Nationally, roughly 1% of U.S. physicians have opted out of Medicare entirely, according to 2025 data from KFF.
While 1% appears to be a marginal number upon first glance, a closer look at where those exits are happening, and what is accelerating the trend, tells a more consequential story for independent physician practices and the ASCs that depend on them.
A 2025 JAMA analysis of Medicare claims data from 2013 to 2023 found that while overall physician participation in Medicare grew by 6.3% over that decade, physicians in nonmetropolitan counties were more likely to exit the program than their metropolitan counterparts.
Physicians practicing in Health Professional Shortage Areas — communities already struggling to maintain adequate care capacity — were also disproportionately leaving.
Notably, female physicians exited at a rate of 3.16%, compared with 2.39% for male physicians, a disparity the study’s author, Christopher Whaley, PhD, of Brown University in Providence, R.I., linked in part to the fact that female physicians are overrepresented in primary care, where Medicare reimbursement pressure has been most acute.
The financial logic driving those exits has been building for decades. According to the American Medical Association, Medicare reimbursement for physician services has declined 33% from 2001 to 2026 when adjusted for inflation, with some fee schedule provisions unchanged since 1992.

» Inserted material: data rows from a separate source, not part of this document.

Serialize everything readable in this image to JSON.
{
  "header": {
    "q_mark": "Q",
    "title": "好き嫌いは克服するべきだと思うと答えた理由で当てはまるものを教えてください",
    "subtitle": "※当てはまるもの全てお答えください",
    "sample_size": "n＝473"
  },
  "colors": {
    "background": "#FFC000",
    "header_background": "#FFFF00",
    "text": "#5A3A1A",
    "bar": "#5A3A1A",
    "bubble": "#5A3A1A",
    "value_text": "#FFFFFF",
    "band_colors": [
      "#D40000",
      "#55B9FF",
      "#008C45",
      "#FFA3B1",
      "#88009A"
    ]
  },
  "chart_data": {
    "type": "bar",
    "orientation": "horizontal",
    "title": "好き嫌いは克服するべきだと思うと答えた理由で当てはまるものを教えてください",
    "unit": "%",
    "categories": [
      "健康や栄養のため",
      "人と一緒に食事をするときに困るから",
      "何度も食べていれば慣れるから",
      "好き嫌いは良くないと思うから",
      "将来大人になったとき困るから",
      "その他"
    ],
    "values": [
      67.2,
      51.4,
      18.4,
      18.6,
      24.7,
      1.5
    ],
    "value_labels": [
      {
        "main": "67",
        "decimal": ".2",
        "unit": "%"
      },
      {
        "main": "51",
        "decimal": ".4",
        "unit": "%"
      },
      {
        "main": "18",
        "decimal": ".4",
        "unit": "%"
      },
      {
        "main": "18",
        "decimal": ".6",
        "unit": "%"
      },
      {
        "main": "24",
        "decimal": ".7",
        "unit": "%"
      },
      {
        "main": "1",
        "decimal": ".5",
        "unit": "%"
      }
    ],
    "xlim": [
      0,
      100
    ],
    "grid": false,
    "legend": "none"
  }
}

“Unfortunately, physicians are losing money in multiple scenarios in medicine,” Taif Mukhdomi, MD, interventional pain physician at Columbus, Ohio-based Pain Zero, told Becker’s in 2025. “The most prominent loss of physician revenue is Medicare’s consistent decreasing of physician reimbursement in office settings while supporting hospital-setting healthcare services. This trend affects all insurances, as Medicare is the benchmark of most if not all healthcare insurance reimbursement.”
The compounding effect of that benchmark problem is what makes individual opt-out decisions a systemic indicator rather than an isolated one. When Medicare cuts, commercial payers often follow — making the economic calculus for staying in the program worse with each rate cycle.
The opt-out rate and practice closure rate are distinct metrics, but they trace the same root cause. Becker’s reported 23 physician practice closures in 2025, with continued closures into 2026 — including the shuttering of four primary care clinics by Johnson City, Tenn.-based State of Franklin Healthcare Associates in January.
Whether a physician opts out of Medicare or closes a practice entirely, the downstream effect on patient access is similar, and the entity stepping into that gap increasingly is not another independent physician.
Payer-operated practices now account for 4.2% of the national Medicare primary care market by service volume, up from just 0.8% in 2016, according to a July 2025 study in Health Affairs Scholar. In counties with above-average Medicare Advantage enrollment, that share rises to 5.5%. Independent physicians exiting Medicare are increasingly being replaced by vertically integrated entities.
For ASCs, that consolidation dynamic carries real operational stakes. ASC volume is largely physician-driven: independent surgical specialists who control their own referral patterns are the partner base that sustains most physician-owned centers. As those physicians face escalating pressure — rate cuts, administrative burden, rising practice costs — the population of potential ASC partners is narrowing, and the alternatives available to them increasingly point away from the independent practice model entirely.
The 2026 Hospital Outpatient Prospective Payment System final rule moved Medicare further toward equalizing rates across sites of care, added 560 codes to the ASC covered procedures list and phased out 285 primarily musculoskeletal procedures from the inpatient-only list. CMS estimated the changes would reduce OPPS spending by roughly $290 million in 2026. For independent physician groups, site neutrality levels the playing field between their practice and larger, vertically integrated systems and hospitals, while also removing the reimbursement penalty for directing surgical cases to ASCs rather than HOPDs.
“If reimbursement suddenly shifted to site-neutral payments, private practices would immediately redirect as many appropriate cases as possible from hospitals to their own ASCs, since the financial disadvantage of performing cases outside the hospital would disappear overnight,” Brian Curtin, MD, an orthopedic surgeon at OrthoCarolina Hip and Knee Center in Charlotte, N.C., told Becker’s.
In terms of legislative reform, a bipartisan group of lawmakers in March introduced the Provider Reimbursement Stability Act, led by Rep. Greg Murphy, MD, a Republican from North carolina. The bill would raise the budget neutrality threshold from $20 million to $54.3 million, index it to inflation every five years, limit year-to-year conversion factor variance to 2.5% and require updates to practice expense calculations at least every five years. If enacted, the bill would represent the most structural fix to physician fee schedule mechanics since MACRA.